Le soir même de cette tragique histoire, j’entends au loin une musique. Des battements. Je m’approche, suis mon oreille et ce sentiment de fouler ma terre de nouveau, grâce à cet air. C’est un dialogue entre la guedra et le djembé. Le balafon et l’oud en échos. Et des chants. Ils ressemblent à ceux des gnawas marocains. Ce sont des Africains de l’Ouest mêlés à des Arabes. Une bande formée par l’amour seul de la musique. Leur mélodie m’emporte. Je traverse leurs chants et me retrouve entre deux continents : tonne le tamtam de Rabat à Washington. Vibrent mes racines africaines et claquent en tandem les grelots du bendir. Un même vibrato pour un peuple qui préfère le rejet et la dissonance.

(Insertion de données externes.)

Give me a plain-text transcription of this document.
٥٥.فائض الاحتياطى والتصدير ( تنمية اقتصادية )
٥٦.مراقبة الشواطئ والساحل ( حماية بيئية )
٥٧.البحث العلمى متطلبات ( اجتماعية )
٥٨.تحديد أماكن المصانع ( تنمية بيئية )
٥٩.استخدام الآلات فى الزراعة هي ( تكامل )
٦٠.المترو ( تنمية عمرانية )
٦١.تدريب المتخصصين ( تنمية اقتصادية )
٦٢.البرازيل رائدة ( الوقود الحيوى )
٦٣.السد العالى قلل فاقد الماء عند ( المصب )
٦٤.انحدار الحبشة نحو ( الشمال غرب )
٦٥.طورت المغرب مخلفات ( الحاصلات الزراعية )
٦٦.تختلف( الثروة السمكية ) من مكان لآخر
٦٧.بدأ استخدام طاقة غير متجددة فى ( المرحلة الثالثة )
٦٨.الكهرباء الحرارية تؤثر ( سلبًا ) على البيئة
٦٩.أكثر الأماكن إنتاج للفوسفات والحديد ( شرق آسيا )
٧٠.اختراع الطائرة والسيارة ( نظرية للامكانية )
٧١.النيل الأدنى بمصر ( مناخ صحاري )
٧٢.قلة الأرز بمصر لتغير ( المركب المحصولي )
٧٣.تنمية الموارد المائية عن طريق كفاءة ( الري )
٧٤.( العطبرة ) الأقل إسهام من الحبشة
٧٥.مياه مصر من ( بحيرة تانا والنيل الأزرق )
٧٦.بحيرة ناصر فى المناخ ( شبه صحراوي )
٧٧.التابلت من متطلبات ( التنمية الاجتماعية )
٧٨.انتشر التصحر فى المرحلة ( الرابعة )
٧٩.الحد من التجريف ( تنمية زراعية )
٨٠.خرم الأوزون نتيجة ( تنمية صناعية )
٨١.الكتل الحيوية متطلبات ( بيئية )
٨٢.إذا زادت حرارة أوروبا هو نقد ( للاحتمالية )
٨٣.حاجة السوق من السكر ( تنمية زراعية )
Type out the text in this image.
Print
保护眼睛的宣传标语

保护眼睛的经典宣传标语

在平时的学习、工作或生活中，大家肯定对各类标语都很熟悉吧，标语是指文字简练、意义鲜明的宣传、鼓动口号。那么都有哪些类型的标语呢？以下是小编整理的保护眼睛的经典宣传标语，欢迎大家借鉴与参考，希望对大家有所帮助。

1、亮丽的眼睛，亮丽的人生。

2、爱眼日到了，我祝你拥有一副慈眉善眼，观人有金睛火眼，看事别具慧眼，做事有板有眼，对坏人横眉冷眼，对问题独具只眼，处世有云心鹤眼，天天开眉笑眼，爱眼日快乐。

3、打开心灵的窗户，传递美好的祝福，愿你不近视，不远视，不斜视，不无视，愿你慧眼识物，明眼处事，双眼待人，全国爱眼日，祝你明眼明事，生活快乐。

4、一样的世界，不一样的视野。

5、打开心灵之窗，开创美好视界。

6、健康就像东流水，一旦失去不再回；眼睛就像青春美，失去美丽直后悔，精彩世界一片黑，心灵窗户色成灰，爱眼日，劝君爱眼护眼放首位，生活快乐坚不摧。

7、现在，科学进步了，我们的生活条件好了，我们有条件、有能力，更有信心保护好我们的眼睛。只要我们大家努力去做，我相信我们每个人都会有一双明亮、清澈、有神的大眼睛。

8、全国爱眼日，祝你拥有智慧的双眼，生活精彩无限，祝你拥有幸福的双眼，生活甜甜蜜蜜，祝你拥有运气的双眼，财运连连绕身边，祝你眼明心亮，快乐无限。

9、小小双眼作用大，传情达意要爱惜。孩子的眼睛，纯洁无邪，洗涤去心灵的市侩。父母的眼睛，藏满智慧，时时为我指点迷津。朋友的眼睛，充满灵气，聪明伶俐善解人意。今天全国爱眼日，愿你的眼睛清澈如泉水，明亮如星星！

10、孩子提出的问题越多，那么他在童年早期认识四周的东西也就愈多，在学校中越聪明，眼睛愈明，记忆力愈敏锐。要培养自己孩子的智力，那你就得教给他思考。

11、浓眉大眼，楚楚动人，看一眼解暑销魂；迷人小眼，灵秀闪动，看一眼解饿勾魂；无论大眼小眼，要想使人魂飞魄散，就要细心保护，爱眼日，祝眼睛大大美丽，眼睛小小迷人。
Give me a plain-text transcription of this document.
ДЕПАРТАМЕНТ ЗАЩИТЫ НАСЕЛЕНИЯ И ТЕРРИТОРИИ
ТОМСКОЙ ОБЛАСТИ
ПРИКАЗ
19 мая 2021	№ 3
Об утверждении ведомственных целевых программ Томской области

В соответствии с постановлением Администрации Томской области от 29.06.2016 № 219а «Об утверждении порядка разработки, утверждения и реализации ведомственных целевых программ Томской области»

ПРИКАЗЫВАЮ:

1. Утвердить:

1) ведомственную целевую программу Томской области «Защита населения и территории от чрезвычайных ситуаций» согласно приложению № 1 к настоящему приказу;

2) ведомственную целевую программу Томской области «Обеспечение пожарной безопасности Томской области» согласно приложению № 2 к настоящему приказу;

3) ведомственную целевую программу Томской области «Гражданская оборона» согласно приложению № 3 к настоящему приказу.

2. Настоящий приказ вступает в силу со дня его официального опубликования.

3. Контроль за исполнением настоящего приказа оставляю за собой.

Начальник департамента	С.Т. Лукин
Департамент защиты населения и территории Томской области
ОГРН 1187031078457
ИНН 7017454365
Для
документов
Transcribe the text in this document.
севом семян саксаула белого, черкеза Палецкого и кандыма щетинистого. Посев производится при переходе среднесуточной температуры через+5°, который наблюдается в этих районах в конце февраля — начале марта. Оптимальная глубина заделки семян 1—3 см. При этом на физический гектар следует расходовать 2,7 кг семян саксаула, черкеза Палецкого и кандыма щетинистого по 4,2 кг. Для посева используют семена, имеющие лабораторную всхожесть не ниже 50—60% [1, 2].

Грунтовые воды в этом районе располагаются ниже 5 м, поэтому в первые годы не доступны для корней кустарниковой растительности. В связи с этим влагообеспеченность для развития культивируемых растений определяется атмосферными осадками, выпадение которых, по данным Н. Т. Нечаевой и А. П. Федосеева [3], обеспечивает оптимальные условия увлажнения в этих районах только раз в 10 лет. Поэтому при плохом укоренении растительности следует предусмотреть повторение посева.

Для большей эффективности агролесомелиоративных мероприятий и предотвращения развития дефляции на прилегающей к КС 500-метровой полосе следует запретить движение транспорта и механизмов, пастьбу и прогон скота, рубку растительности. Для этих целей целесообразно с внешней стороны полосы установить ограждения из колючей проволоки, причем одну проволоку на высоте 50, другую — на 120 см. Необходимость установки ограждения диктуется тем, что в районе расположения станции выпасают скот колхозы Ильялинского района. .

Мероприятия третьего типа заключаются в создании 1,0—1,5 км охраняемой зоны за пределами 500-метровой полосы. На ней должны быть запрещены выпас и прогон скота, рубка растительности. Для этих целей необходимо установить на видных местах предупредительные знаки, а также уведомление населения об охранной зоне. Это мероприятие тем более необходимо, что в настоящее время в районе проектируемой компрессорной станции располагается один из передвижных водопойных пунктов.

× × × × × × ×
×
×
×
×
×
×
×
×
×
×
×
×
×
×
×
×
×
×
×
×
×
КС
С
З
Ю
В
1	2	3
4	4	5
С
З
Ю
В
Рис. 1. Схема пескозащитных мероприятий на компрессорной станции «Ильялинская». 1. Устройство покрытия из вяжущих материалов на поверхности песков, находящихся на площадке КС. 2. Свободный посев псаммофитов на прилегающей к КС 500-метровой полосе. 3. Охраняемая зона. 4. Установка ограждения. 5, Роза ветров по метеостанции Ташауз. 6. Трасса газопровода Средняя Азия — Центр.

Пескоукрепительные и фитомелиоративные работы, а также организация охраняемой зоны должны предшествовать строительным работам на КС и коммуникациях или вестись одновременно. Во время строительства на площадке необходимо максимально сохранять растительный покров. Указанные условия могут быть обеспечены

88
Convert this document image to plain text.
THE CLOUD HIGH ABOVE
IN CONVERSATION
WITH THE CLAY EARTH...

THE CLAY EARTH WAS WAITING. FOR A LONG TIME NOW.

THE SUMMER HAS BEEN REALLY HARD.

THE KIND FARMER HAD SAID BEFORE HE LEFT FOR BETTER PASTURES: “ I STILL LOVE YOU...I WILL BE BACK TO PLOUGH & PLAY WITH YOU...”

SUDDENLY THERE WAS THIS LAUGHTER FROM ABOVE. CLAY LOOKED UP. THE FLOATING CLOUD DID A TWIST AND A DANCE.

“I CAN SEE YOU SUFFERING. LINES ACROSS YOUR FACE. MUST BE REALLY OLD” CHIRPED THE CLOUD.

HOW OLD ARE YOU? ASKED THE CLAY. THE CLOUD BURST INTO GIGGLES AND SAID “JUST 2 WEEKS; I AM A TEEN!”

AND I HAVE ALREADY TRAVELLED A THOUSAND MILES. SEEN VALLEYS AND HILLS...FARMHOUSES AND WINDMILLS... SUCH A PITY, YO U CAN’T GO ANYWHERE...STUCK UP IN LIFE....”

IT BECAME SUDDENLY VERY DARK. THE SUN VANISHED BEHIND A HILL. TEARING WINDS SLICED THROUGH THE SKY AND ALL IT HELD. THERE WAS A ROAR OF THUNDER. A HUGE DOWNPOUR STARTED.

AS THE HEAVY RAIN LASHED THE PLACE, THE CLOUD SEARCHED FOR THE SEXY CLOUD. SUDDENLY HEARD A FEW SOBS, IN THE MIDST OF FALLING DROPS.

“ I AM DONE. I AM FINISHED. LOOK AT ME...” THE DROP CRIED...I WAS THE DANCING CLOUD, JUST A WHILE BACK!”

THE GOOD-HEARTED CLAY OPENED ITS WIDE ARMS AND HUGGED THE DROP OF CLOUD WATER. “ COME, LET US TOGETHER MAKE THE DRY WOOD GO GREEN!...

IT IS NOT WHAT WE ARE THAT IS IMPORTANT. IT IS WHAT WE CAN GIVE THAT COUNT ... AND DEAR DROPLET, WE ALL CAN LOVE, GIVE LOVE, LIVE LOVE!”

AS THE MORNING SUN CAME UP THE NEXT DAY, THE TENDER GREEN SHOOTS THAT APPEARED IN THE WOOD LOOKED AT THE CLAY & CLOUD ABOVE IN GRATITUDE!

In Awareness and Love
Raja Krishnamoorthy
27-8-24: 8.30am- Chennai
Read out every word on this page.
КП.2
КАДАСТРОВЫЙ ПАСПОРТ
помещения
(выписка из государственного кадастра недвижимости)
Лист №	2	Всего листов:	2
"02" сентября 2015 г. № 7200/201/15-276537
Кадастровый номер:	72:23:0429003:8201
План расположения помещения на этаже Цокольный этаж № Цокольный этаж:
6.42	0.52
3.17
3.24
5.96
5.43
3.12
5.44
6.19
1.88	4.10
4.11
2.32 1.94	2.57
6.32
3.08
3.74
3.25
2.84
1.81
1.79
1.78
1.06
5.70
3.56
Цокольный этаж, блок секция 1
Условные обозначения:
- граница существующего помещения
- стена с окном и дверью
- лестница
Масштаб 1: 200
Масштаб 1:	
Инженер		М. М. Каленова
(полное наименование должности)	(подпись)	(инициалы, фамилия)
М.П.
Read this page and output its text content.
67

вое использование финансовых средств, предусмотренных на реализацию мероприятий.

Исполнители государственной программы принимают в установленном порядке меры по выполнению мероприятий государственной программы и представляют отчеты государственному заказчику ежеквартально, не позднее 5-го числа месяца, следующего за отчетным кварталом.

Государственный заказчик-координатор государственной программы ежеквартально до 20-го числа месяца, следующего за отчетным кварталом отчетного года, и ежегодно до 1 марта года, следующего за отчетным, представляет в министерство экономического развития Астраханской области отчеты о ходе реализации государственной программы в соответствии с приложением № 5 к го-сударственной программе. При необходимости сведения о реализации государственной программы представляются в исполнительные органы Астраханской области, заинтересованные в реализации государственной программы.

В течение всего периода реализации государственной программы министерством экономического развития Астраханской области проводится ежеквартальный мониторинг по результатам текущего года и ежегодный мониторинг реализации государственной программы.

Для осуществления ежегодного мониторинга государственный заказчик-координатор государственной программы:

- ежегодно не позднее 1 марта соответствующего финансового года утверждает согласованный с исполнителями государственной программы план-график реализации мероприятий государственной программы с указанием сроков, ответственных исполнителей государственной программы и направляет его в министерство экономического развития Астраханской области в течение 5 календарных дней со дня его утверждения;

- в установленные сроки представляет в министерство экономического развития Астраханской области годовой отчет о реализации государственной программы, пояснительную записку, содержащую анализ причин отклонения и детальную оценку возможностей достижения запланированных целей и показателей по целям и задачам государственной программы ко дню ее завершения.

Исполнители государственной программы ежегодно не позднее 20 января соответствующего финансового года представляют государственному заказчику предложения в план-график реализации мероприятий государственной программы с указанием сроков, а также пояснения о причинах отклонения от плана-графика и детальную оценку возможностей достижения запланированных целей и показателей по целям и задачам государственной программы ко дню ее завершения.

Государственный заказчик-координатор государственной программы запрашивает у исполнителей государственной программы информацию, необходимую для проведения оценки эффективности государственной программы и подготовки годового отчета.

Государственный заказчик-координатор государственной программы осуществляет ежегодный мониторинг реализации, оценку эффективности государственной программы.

Insulté, le jeune homme avant d’être tué. Poussé, l’immigré, hors du camion de policiers. Violée la jeune ivoirienne qui attendait ses papiers. Tonne mon cœur à la lecture de ces drames gratuits dans mon pays. S’hérisse mon poil que l’on qualifie de « Blanc » alors que non messieurs dames. Ma couleur n’a rien à voir avec mon âme. Africaine, Arabe, Musulmane, Rifaine, fièrement non européenne. Que ma peau ne vous trompe pas. Maghrébine est mon origine et ce teint peut-être clair n’empêche pas les contrôles papiers ni les regards de travers lorsque mon nom sonne. Mais c’est une toute autre histoire que celle de mes déboires dans certaines rues parisiennes…

Ici se tourne quelque chose de tragique. Tonne le tamtam tandis que je marche dans cette ville dite démocratique où la schizophrénie règne. D’un quartier l’autre. A Washington, il y a le nord puis le sud. Frontière invisible mais palpable. Les sirènes n’arrêtent pas leur assaut à mes oreilles en quête de calme. On tue ici. On meurt là. C’est presque banal. Tandis qu’au nord, des lois sont passées dans certains conseils des habitants, pour limiter les infractions sonores des bus publics. Parce que vous comprenez, ici on aime le silence. Ici on aime ses fleurs, sa tranquillité. Pause. On préfère caresser la peau du tambour, doucement. Au Sud, les fleurs poussent à contre-pavé. Toutes seules. Elles n’ont pas de soins particuliers. L’Amour règne malgré tout alors elles poussent entre deux bons gros cailloux. Et on n’hésite pas à taper contre de l’acier pour faire entendre sa mélodie. Les magasins sont barricadés, les commerçants armés. Au nord la vie plane, les boutiques sont parfumées au bois de santal et dans la rue, on fume des Havane.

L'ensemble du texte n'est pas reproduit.